According to the Buddha the psychophysical organism is made up of three components: A discarnate spirit or gandhabba which is re-linking consciousness (patisandhi-viññâna), the sperm and the ovum. This re-linking consciousness is directly interfacing with the psychophysical organism partaking in its existence as if it were truly itself. Fundamentally, this consciousness is spirit which is suffering from a great delusion, believing that it is a psychophysical organism thinking this is mine, I am this, this is my self. Yet, this spirit has never truly been born into any creature—nor has it ever truly died. It is like the Bodhisattva of the Jataka stories: a spiritual continuity.

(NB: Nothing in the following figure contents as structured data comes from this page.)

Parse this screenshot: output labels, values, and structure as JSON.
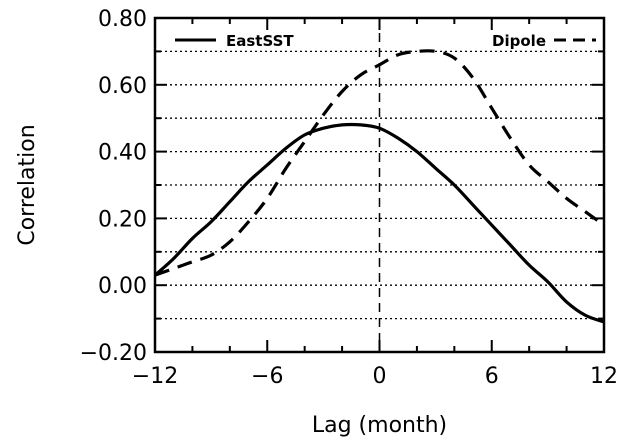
{
  "chart_data": {
    "type": "line",
    "xlabel": "Lag (month)",
    "ylabel": "Correlation",
    "xlim": [
      -12,
      12
    ],
    "ylim": [
      -0.2,
      0.8
    ],
    "xticks": [
      -12,
      -6,
      0,
      6,
      12
    ],
    "xtick_labels": [
      "−12",
      "−6",
      "0",
      "6",
      "12"
    ],
    "yticks": [
      -0.2,
      0.0,
      0.2,
      0.4,
      0.6,
      0.8
    ],
    "ytick_labels": [
      "−0.20",
      "0.00",
      "0.20",
      "0.40",
      "0.60",
      "0.80"
    ],
    "hgrid_dotted": [
      -0.1,
      0.0,
      0.1,
      0.2,
      0.3,
      0.4,
      0.5,
      0.6,
      0.7
    ],
    "zero_lag_line": 0,
    "legend": "top",
    "series": [
      {
        "name": "EastSST",
        "style": "solid",
        "x": [
          -12,
          -11,
          -10,
          -9,
          -8,
          -7,
          -6,
          -5,
          -4,
          -3,
          -2,
          -1,
          0,
          1,
          2,
          3,
          4,
          5,
          6,
          7,
          8,
          9,
          10,
          11,
          12
        ],
        "y": [
          0.03,
          0.08,
          0.14,
          0.19,
          0.25,
          0.31,
          0.36,
          0.41,
          0.45,
          0.47,
          0.48,
          0.48,
          0.47,
          0.44,
          0.4,
          0.35,
          0.3,
          0.24,
          0.18,
          0.12,
          0.06,
          0.01,
          -0.05,
          -0.09,
          -0.11
        ]
      },
      {
        "name": "Dipole",
        "style": "dashed",
        "x": [
          -12,
          -11,
          -10,
          -9,
          -8,
          -7,
          -6,
          -5,
          -4,
          -3,
          -2,
          -1,
          0,
          1,
          2,
          3,
          4,
          5,
          6,
          7,
          8,
          9,
          10,
          11,
          12
        ],
        "y": [
          0.03,
          0.05,
          0.07,
          0.09,
          0.13,
          0.19,
          0.26,
          0.35,
          0.43,
          0.51,
          0.58,
          0.63,
          0.66,
          0.69,
          0.7,
          0.7,
          0.68,
          0.62,
          0.53,
          0.44,
          0.36,
          0.31,
          0.26,
          0.22,
          0.18
        ]
      }
    ]
  }
}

There is a great danger in taking Buddhism as a non-spiritual teaching in which we are taught to accept as final, impermanence, suffering, and insubstantiality. By doing so we are not really studying Buddhism rather we are studying nihilism. The Buddha really wants us, as spirit, to see the spirit which we have always been; which is not a psychophysical organism; which above all is increate. But few can accomplish this. Almost everyone is caught up in their willed-out, created psychophysical body. They are like people watching a movie who are so deeply involved with the movie’s characters that, for an hour or so, they forgot who they were.